LUCID
The buzz at his ears and sting of his skin
was no new company for the night. laying on the hard concrete at a street
corner with nothing but smug and dumb faces as company, the heat was oppressive,
even under the dark sky. The wind blew softly raising no hairs but a gentle
caress on his moist and gummy skin. He turned over as a sudden gust of wind had
him hissing, coughing and spitting.
The night was still and loud with an eerie
silence, the serenity, interrupted only by his belabored breath. He moved to
lay back down but a loud screech stops his descent and his hands fly to his
ears.
A vehicle
stops at the curve of the street where each pole held over three faces with the
check sign boldly
printed on. He heard the doors open and
saw two people weighed down with a sack run across to his end and drop their
sack with a loud thud. Swift feet and the sound of slamming doors reached his
ears followed immediately by another gut retching screech that sent his hands
over his ears again.
He rose on shaky legs and walked towards
the sack a few feet from him.
The sack was no sack.
He
looked down at the odd form on the hard concrete. long braided hair at an end
with stiff feet at another,
wrapped in cream coloured lace that stopped just above blotted ankles. Away from the hair, downwards was a wine coloured splash across the chest area,
breaking the flow of cream across the form.

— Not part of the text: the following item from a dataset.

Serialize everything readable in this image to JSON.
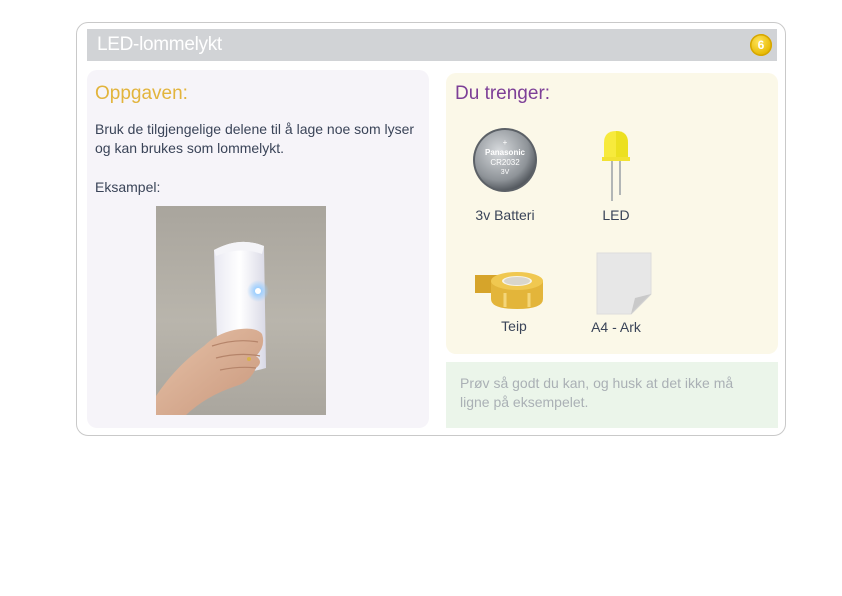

Further down another splash of wine
across the abdomen, raised high above the form like an upturned calabash, from
there on was a trail of deep crimson down the front of the form to its feet.
It was a woman.
He turned around, shoulders slumped, head
bowed, as he dragged his feet back to his resting spot. Another gush of wind separated
the cloth tied at his waist exposing his loins to the caress of the wind's
moist hands with each step.
He
found, again, his spot on the hard concrete, where he once laid his matted head, marked with
folded brown cartons on which he slept.
As he lay down, hot tears cascade down his
cheeks as he remembers the men who
dropped the woman and their horrible sounding car.
He looked down at his barely clad sandy
form and shut his eyes against the pain in his head he could not will away.
He knew soon the night would claim him once
again and his head would cease to ache with the rising of the sun.
So also would he know not again the terrors
of the moon clad night.
He let his tears fall freely knowing that
another day to own them may never arrive.